SCP-711(紹介)
―送信させてはならない―
悲しいことだが、命あるものには必ず寿命というものが存在する。
そこには一切の例外はなく、尽きる時期はあまりに唐突で正確に把握することは不可能だ。
だが、寿命が尽きるまでの時間を引き延ばし続けることは可能である。
適度な運動やバランスのとれた食事、安全な居住空間の構築などによって様々なリスクから身を守り、結果として生きることのできる時間を最大限引き延ばすこともできる。
それは人類全体という途方もない規模であっても変わらない―
SCP-711
オブジェクトクラス:Safe
SCP-711は、財団がある計画を元に製作した装置であり、極めて厳重に収容されている。
その収容方法は
・コンクリートに埋め込み、貴重品用保管庫に保管
・最低4つの予備施錠システムと武装した職員により管理
・いかなる状況においても操作が許可されない
・操作やその未遂には最も厳しく激しい手段で罰せられる
と、非常に厳重。中でも操作は決して許されないようだ。
SCP-711は装置であることは説明したがどんな装置なのか?についても触れる。
これはデータを一方向に送受信することができる装置だ。つまり送られてきたデータに返信することはできない。
SCP-711において、このデータの行き先が重要なポイントだ。
このデータの行き先、それは
過去である。
つまりSCP-711が受信するデータは未来のもの、ということになる。
現時点では17個のメッセージを受け取っており、一応全て財団が間違いなく送信したものである。
問題は17個目のデータであり、これはSCP-711が作られて10年の月日が経ってから検出されたもののようだ。
詳細は不明ではあるものの、どうやらこのデータは347文字の文字列からなり、最初の50文字は財団の職員によって送信されたことが確実に分かるものだったらしい。ちなみに送信日時は分かっておらず、現時点まで17個目のデータが送信されていないらしい。
過去へデータを送ることのできる装置。
それがSCP-711の正体だったのである。
さて、
なぜあそこまで収容方法が厳重なのか?
なぜ操作することをあそこまで禁止するのか?
そして、
なぜここまで17個目のデータに拘るのか?
と、少し疑問に思ったのではないだろうか。
過去にデータを送ることができるだけであって地球を木っ端微塵にしたり生態系を一気にぶっ壊せたりなどができるわけではない。
だが、財団としては決して17個目のデータを送信するわけにはいかないのだ。
なぜならば。
この17個目のデータこそ、財団と人類すべてが存続していることを保障しているからである。

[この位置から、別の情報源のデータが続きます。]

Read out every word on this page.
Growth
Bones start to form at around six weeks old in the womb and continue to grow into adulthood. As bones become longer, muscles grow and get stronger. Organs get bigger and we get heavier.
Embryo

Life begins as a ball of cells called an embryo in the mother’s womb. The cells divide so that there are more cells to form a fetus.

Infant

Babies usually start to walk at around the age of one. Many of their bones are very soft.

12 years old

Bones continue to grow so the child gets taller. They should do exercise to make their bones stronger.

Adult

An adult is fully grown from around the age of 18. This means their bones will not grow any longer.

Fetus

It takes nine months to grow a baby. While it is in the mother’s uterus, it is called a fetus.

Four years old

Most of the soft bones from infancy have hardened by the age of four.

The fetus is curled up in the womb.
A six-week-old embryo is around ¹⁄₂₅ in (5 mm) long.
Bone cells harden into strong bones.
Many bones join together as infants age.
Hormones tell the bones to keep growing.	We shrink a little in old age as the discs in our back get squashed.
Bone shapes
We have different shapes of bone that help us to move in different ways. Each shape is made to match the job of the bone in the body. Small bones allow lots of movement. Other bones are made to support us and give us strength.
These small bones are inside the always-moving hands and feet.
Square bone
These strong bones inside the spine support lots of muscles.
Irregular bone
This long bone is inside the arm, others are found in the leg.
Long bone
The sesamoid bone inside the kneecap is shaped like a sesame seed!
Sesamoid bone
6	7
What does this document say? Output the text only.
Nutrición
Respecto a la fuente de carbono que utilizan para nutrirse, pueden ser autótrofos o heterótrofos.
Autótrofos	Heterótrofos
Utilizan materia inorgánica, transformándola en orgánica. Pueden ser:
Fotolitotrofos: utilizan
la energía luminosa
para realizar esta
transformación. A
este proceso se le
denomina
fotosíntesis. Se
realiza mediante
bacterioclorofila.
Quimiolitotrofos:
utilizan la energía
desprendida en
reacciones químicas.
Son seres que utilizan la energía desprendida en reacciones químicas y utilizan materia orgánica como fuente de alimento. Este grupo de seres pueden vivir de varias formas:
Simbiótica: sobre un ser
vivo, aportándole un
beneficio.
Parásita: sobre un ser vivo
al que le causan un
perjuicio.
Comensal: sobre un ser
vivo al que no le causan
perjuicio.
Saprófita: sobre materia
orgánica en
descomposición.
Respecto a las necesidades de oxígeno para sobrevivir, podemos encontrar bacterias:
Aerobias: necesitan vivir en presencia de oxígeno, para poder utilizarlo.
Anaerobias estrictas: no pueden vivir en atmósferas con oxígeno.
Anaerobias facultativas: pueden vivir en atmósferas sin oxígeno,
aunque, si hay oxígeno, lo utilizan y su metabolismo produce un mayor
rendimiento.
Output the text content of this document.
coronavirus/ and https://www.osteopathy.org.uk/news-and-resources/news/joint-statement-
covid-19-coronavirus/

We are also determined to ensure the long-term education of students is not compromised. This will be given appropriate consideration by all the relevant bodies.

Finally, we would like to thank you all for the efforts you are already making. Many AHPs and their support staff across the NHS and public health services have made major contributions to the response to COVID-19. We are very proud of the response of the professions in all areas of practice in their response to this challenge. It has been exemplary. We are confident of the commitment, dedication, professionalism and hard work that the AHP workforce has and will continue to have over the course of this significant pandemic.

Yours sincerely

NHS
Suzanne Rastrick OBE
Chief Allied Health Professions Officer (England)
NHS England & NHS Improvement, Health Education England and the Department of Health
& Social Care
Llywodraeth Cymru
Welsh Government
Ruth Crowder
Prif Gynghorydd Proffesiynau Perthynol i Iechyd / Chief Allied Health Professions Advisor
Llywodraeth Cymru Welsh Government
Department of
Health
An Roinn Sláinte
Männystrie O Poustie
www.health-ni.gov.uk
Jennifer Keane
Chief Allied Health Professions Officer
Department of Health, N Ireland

17個目のデータの内容が重要なのではない、これそのものが送信されてきたことこそが何よりも重要なことなのである。
どういうことなのか?
このSCPは過去にしかデータを送信することはできない。
そして17個目のデータが送信された日時は未だに不明だが、少なくともいずれ訪れる未来で送信されることは確定している。
そして17個目のデータを送信するというその未来を限界まで先送りすることで、少なくとも財団の存続はほぼ確実に保証されることになる。
なぜあそこまで収容方法が厳重なのか?
それはSCP-711を決して操作させない為。
なぜ操作することをあそこまで禁止するのか?
それは決して17個目のデータを送信させない為。
なぜここまで17個目のデータに拘るのか?
それは送信されてしまえば財団、そして人類存続の保障を完全に失うことになってしまう為。
17個目のデータを送信を延期するためであれば、財団はいかなる対価でも支払うつもりだ。
だが、もし。
17個目のデータがされるような状況になってしまったら?
そんな状況下では財団は事実上存在していないだろう―
それが財団の見解だ。
最後に、この報告書に付けられたメモを引用して、この記事を締める。
SCP-711はある種の保険証書です。
我々は、文字列17が送信されるまではどんな危機に瀕しても生き残れると知っています—そうでなければ、文字列17はBLクラス予定説に矛盾します。
一度それが送信されてしまえば、もはや我々は保険を失います。
ええ、我々はいつかの時点で必ず失敗するでしょう:結局のところ、我々は文字列17を受信しているのですから。
しかし、我々はその送信を引き伸ばせば、それだけ長く生存し続けられることを知っています。
通信を止めてください、皆さん
——我々が存在していられるかは、そのことに依存しているのですから。